みよとの話で判明した事実は、明日花にとって酷く重たいものだった。
「わたしが会ってた司くんは、幽霊なの?」
全身が震えている。怖いのか、悲しいのか、あまりにも衝撃的で、自分が何を思っているのか、自分でも理解できなかった。
「わたしには、よくわからないけど、おばあちゃんも、司くんも、全部わかって……」
ぽろぽろと涙が零れた。自分の知らないところで、みよと司が繋がる強い絆のようなものがあって、でも、それは〝司が亡くなっている〟事実でもあって。心の中で、いくつもの感情の糸がぐちゃぐちゃに絡まっているみたいだ。

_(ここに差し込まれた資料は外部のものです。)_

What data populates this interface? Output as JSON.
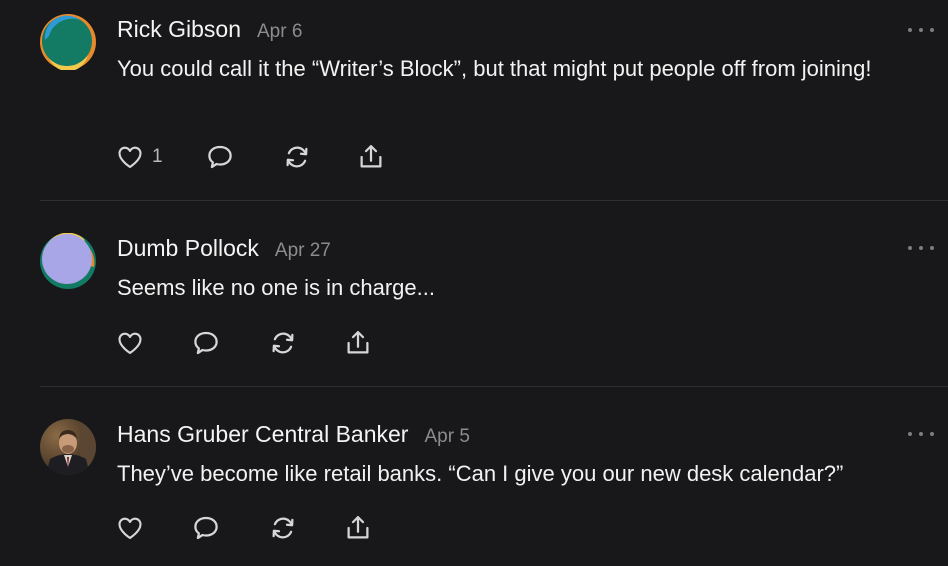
{
  "comments": [
    {
      "author": "Rick Gibson",
      "date": "Apr 6",
      "text": "You could call it the “Writer’s Block”, but that might put people off from joining!",
      "like_count": "1",
      "avatar_icon": "avatar-swirl-green"
    },
    {
      "author": "Dumb Pollock",
      "date": "Apr 27",
      "text": "Seems like no one is in charge...",
      "like_count": "",
      "avatar_icon": "avatar-swirl-lavender"
    },
    {
      "author": "Hans Gruber Central Banker",
      "date": "Apr 5",
      "text": "They’ve become like retail banks. “Can I give you our new desk calendar?”",
      "like_count": "",
      "avatar_icon": "avatar-photo"
    }
  ],
  "icons": {
    "like": "heart-icon",
    "reply": "comment-icon",
    "restack": "restack-icon",
    "share": "share-icon",
    "more": "more-options-icon"
  },
  "colors": {
    "background": "#18181a",
    "text": "#f2f2f2",
    "muted": "#8c8c8f",
    "icon": "#d6d6d8",
    "divider": "#2f2f32"
  }
}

「明日花ちゃん、ごめんね。明日花ちゃんのお友達と私が知っている司くんは違うかもしれないのに、私が混乱させてしまったわね」
みよが狼狽しながら、明日花を宥める。明日花は力なく首を振った。
「同じ人だよ」
だって、司はみよを〝友達〟だと話した。明日花の祖母だと聞いた上で、確信を持って明日花に伝えたのだ。そして、明日花はみよに司の言葉を伝え、みよは涙ながらに受け止めた。
互いに中学校の同級生だと認識しているからこその対応だ。それを〝違う人〟だとは、無理がある。明日花にだって、それくらいはわかった。
「わたし、幽霊なんかいないって思ってた」
たとえ、幽霊がいたとしても、創作物で見るような、足がなかったり、身体が透けていたり、死んだ時の状態で現れたり、とても恐ろしい存在だと思っていた。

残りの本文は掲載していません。